M&M’s “official” wedding was just a few dozen people, so they’re having a less-official wedding today with more than 100 people at their house.
Since it doesn’t start till 3 and we weren’t up late at the first wedding, we decide to do a little sightseeing. Walt’s choice is to visit the U.S. Military Academy at West Point, some 50 miles south. When we map it out, I see that the academy is very near the Storm King Art Center, a 500-acre outdoor sculpture park that I’ve always wanted to see. Now feels like the perfect time.
West Point is more impressive than I’d have believed, with huge gray granite dorms and mess hall, sweeping views of the Hudson River and the famed parade ground. We take a guided tour, which is the only way to see the grounds for non-military types like us. Since it’s a Saturday, there are weddings and I take a picture of a beautiful bride and groom standing on a stone wall in front of the river. Just lovely.
Walt is busy taking pictures of me in front of some of the many cannons on display. This is not a well-known fact, but I do like cannons and would love to have one on display in my front yard (whenever we actually have a yard again). It’s a long story as to why I became fascinated with cannons but I will say that Walt and I both look at old industrial equipment and farm machines and see not rusting junk but interesting sculptures. I will never have a garden gnome or a pink flamingo in my yard but I would enjoy sitting on a porch and looking out at an early 20th century steam shovel. Part of the appeal is the sheer size of cannons and steam shovels and the like: if you’re going to have yard art, it might as well make a statement.

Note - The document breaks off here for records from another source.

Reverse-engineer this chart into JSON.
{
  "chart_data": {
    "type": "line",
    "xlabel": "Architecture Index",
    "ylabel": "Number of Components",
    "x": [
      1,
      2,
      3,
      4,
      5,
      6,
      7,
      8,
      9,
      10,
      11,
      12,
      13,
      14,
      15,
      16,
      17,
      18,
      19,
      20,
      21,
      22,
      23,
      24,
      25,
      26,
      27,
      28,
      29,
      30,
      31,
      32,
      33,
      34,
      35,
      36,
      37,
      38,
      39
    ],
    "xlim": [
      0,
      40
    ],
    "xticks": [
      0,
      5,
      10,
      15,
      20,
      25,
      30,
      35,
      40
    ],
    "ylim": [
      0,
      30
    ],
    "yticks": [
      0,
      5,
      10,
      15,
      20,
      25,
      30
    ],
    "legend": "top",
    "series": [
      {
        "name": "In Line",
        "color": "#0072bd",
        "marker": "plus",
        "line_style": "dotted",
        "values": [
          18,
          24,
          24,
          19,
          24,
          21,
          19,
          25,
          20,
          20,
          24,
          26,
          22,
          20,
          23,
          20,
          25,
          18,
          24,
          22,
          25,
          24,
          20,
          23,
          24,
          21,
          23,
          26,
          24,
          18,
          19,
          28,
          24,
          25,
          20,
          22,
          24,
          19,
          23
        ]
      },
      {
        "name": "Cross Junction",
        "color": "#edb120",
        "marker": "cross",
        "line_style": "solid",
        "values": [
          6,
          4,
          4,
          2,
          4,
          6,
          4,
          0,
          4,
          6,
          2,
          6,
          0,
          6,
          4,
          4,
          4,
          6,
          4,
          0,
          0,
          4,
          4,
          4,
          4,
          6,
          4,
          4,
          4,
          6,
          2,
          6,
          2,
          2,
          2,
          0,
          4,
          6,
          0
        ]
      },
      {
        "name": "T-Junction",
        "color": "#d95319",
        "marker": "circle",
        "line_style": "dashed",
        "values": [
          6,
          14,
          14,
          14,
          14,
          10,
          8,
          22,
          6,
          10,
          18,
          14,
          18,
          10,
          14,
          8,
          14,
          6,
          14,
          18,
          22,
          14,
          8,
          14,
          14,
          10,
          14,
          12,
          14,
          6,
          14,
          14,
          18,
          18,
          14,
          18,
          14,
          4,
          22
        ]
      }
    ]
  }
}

Which brings us to Storm King. Now here is yard art that makes a statement. Among the many pieces we enjoy are several by Mark di Suvero an artist who “often works on an architectural, monumental scale, creating spatially dynamic sculptures largely from industrial steel I-beams, each weighing many tons,” as the Storm King website lays out. “His primary tools are the crane, the cherry picker, and cutting and welding torches.” This seems like a guy who would understand a cannon in a front yard.
George Cutts’s Sea Change also is a standout – two curving steel poles that turn slowly in opposite directions. According to Storm King’s website, this is its only motorized sculpture and it’s just hypnotic to watch. The website says Cutts is a deep-sea diver who wanted the steel poles to resemble seaweed floating on the tide. I can see that.
We hike our way up a hill, come over a rise and look down on Menashe Kadishman’s Suspended, comprised of two huge, rusted steel cubes, the smaller of the two hanging suspended from the first. “I’ve got to go see that one,” Walt says and I take a picture of him – all 6 feet 5 inches – standing under the suspended piece, marveling at the engineering underlying the sculpture.
Rain is threatening so we head up yet another hill toward the museum/visitor’s center, as do a number of other people. I don’t really want to be standing around inside with a bunch of wet people and, guessing the rain shower will pass quickly, we grab a couple of chairs that are scattered about the patio behind the building and wait it out, sitting and dry, under the shelter of some large trees.
Once the storm passes, we meander our way back to our car, pausing to admire more di Suveros, a Henry Moore, some David Smiths and an Alexander Calder in the distance.
Next stop is M&M’s wedding, part 2: the pig roast. We arrive just as another rain shower departs and the pig is being served. Matt and Monica re-enact their wedding vows with a close friend “officiating.” Monica is wearing her beautiful long wedding dress again but Matt is clad more typically in shorts and t-shirt with a buff on his head. During the re-enactment, their friend Dan notes that it’s the little things that make us fall in love: with Matt it was when Monica brought him coffee in bed. With Monica, it was when Matt replaced the empty toilet paper roll.
It’s funny the things that endear us to our spouses and our closest friends.